Building on the momentum of the successful 2008 workshop held at Umeå University in Sweden, a new conference on the cultural history of emotions is now being organized, this time in İstanbul, Turkey. Developed jointly by historians at Sabancı University (İstanbul), Bilkent University (Ankara), University of Washington (Seattle) and the Network for Cultural History of Emotions in Pre-modernity (CHEP) at Umeå University, the program will run over three days and include six invited keynote talks and a full calendar of talks by established scholars, post-graduates and advanced graduate students in the arts and humanities, in addition to providing opportunities to sample life in one of the world’s most fascinating cities.

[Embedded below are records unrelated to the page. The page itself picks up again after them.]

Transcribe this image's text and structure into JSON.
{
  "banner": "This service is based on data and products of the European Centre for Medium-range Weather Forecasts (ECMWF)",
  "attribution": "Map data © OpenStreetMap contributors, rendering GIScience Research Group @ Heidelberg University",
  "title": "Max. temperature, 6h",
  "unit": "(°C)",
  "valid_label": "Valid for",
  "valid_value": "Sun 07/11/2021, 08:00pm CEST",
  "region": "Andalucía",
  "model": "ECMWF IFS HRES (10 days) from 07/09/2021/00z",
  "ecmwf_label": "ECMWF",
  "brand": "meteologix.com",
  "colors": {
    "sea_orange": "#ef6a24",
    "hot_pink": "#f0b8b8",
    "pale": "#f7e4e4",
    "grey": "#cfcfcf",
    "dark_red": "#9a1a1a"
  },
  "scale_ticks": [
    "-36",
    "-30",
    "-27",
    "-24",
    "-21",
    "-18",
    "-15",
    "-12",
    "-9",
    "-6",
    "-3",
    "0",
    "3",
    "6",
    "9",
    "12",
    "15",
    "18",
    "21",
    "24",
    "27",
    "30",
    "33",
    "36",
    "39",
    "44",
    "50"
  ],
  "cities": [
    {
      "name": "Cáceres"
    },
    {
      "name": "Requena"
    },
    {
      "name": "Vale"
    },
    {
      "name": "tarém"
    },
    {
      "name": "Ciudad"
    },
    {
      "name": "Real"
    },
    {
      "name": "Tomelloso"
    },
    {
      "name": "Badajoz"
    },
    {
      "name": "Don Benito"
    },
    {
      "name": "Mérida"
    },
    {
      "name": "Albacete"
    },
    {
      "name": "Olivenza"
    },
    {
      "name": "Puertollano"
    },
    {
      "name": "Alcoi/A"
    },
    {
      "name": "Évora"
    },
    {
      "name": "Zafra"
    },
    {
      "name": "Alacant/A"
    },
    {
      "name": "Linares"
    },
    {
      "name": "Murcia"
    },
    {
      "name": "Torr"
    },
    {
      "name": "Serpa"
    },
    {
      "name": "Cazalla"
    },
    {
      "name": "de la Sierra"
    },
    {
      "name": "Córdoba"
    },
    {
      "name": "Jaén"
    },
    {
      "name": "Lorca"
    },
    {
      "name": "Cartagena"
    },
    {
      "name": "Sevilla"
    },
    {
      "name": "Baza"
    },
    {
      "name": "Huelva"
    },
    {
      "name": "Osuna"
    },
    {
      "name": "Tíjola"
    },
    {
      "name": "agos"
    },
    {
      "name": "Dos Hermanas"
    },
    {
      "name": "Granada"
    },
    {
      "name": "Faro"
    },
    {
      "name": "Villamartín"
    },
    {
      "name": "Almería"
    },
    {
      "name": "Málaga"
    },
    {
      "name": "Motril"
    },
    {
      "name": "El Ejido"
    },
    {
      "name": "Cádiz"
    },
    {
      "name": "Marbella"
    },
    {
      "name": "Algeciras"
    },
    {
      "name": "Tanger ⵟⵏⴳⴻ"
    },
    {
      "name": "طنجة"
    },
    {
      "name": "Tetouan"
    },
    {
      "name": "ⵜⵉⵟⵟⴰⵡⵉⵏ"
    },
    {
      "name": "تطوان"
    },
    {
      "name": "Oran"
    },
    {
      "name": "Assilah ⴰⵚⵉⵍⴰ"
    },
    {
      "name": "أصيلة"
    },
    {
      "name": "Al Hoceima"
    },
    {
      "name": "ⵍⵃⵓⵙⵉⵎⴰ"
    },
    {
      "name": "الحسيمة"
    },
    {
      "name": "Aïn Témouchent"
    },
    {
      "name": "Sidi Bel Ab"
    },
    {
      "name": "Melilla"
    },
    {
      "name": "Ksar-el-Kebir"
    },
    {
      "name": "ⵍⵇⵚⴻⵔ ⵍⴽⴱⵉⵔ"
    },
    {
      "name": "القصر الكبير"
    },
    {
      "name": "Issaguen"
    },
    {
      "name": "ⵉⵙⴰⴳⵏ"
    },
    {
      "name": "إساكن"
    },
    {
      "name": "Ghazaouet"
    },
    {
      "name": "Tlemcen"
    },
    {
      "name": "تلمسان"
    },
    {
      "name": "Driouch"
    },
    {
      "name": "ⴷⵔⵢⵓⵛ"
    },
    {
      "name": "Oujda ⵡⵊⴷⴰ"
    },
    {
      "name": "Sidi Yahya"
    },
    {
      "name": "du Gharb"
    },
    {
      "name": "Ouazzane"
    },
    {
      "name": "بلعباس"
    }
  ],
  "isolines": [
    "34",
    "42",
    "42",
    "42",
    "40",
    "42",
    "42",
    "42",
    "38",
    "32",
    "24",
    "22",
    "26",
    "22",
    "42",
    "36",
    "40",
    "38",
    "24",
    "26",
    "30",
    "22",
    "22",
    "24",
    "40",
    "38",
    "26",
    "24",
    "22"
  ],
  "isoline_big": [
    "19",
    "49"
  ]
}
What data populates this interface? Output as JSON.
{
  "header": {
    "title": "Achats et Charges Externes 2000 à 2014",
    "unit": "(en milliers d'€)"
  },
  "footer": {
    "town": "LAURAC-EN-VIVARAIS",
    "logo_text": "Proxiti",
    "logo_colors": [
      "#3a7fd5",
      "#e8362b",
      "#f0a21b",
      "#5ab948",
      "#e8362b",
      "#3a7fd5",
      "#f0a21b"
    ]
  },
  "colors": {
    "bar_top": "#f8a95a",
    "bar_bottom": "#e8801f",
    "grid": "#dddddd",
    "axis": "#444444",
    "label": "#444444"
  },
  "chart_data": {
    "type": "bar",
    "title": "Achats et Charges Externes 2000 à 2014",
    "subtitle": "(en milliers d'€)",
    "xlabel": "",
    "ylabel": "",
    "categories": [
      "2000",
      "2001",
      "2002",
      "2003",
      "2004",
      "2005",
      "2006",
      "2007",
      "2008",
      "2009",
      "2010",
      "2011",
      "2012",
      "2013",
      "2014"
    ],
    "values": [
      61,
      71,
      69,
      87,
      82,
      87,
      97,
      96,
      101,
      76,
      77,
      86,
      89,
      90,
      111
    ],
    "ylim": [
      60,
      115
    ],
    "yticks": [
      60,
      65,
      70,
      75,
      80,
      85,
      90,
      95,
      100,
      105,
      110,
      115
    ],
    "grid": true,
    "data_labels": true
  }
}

The conference’s general theme is Emotions in East and West. So far the history of emotions has been dominated by a western and European perspective. Our aim is to organize a first conference on this theme in Turkey which we hope will attract new scholars and students into the field and bring researchers from east and west together for discussions on how to develop comparative and multicultural analyses in the future. We welcome contributions on all aspects of the cultural history of emotions from as many disciplines and diverse approaches as possible, including (but not limited to) history, the history of ideas, art, literature, musicology, politics, philosophy, cultural anthropology, religion, and gender studies. The conference will continue to explore the broad themes of the Umeå gathering: for example, emotions as a historical concept, emotions in religious and political contexts, visual representations of emotions and emotional gestures, the language of emotions and its literary manifestations, music and emotions, the gendering of emotions, sensibility, sentimentalism, love, melancholy, and despair. In addition we will especially welcome papers dealing with inter-cultural representations of emotions (Easterners and Westerners representing each other’s emotions), emotions and cultural identities, multi-cultural and comparative perspectives.